Latest revision as of 15:36, 15 January 2013

Is SQL generated by EclipseLink vulnerable to SQL injection attacks?

No, EclipseLink generated SQL is not vulnerable to SQL injection attacks. SQL injection attacks occur when parameters exposed to an end user are designed in such a way to execute potentially harmful SQL.

e.g.

"SELECT * FROM users WHERE name = '" + userName + "';" 

is vulnerable to an injection attack because passing in a user name of "a';DROP TABLE users;SELECT * from users where name = 'a"

Produces SQL like this:

SELECT * FROM users WHERE name = 'a';DROP TABLE users;SELECT * from users where name = 'a';

The SQL that is generated by EclipseLink prevents these types of attacks in two main ways.

  • prepared statements.

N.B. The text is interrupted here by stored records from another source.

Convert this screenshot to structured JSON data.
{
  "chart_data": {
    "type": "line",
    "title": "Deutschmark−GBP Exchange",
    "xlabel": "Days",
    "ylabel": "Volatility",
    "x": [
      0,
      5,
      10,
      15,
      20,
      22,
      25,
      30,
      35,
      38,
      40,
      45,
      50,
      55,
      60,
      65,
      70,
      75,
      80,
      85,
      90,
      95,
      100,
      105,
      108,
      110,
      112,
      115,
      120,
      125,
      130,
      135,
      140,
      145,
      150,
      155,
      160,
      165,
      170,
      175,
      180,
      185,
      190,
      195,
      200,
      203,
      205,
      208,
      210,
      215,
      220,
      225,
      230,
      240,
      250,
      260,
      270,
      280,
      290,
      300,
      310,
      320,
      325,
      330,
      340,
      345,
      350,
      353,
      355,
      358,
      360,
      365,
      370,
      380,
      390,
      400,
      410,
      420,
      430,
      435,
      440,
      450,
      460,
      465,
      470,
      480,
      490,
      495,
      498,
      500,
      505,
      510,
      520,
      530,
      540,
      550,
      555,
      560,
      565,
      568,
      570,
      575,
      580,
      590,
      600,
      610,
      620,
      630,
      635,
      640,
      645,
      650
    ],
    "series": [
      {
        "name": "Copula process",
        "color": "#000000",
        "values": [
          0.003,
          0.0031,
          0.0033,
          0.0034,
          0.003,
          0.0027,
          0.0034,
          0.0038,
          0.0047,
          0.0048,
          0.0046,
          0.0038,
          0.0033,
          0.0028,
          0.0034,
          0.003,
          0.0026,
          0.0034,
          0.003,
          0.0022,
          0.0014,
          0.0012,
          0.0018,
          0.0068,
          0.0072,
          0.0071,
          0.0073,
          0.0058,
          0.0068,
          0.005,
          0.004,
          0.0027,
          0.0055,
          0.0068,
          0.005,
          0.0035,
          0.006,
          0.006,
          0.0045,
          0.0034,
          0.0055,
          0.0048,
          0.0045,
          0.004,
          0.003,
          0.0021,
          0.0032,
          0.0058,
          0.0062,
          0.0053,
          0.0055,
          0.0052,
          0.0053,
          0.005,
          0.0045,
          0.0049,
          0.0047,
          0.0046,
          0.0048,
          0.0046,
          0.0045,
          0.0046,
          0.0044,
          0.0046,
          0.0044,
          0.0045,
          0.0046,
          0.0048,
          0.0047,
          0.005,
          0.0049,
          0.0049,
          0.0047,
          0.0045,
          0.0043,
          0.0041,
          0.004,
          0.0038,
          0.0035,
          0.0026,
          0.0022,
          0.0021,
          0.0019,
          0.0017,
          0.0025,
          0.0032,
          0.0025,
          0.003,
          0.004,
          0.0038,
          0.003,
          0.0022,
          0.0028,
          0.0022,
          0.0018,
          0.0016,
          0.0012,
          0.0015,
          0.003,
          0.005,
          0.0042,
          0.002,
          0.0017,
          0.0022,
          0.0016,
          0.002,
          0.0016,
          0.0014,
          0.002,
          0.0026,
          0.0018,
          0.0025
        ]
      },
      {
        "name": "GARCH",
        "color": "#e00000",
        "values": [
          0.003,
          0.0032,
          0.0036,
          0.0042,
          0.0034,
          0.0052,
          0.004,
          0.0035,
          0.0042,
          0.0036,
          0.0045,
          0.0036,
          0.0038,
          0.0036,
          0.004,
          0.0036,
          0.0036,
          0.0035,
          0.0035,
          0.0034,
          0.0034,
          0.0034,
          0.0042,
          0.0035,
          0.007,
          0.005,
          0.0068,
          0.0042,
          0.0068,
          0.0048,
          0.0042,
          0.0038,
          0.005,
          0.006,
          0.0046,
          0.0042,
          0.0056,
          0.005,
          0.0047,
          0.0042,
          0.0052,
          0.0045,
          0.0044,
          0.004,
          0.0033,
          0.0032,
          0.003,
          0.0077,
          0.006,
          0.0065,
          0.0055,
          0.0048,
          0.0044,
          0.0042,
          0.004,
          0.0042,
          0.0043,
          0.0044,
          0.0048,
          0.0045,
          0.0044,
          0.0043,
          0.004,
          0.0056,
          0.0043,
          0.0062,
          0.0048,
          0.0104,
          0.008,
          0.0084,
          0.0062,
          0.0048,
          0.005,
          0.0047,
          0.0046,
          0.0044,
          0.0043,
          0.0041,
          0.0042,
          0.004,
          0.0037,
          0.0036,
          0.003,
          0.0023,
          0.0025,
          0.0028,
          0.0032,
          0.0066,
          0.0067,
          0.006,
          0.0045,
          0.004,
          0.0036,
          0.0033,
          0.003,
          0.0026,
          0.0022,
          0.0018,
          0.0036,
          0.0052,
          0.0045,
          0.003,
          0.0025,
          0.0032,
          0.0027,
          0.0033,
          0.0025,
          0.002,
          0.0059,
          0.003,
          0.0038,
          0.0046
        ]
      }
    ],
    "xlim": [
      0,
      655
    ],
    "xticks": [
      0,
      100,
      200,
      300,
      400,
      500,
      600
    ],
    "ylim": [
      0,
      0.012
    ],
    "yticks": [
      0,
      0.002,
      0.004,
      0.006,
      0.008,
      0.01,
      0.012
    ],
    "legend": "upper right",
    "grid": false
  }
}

EclipseLink supports (and defaults to) binding all SQL parameters. As the SQL is computed before the parameter is passed in, parameterized statements are an effective mechanism for preventing SQL injection (in most resources on preventing injection attacks, prepared statements is the number one recommended solution).
  • escaping single quotes. If the application chooses to have prepared statements turned off, EclipseLink parses parameters for ' and escapes them. The escaping of the ' means that the resulting SQL will no longer pose a threat to the database (using the above example, the SQL would look something like this:
SELECT * FROM users WHERE name = `a``;DROP TABLE users;SELECT * from users where name = ``a`;

There does exist within EclipseLink a mechanism to allow application developers to query directly using native SQL instead of having EclipseLink generate SQL. Applications executing raw SQL through EclipseLink must guard against SQL injection as they are bypassing the SQL injection defenses employed by EclipseLink .

It should go without saying that it is never recommended to expose the native SQL to an application user, doing so would be similar to exposing JDBC API to an application user. At this point it is no longer an injection attack issue, and more about allowing end users the capability to run any SQL on your Database.

Does EclipseLink store my clear text passwords anywhere?

EclipseLink does not store passwords any persistent store, including files or database. When EclipseLink is handed a clear text password, it is first encrypted before being stored in memory. Before it is passed to the DB, it is decrypted.

Application developers also have the option to encrypt the password before giving it to EclipseLink, in which case EclipseLink will decrypt it before setting it in JDBC.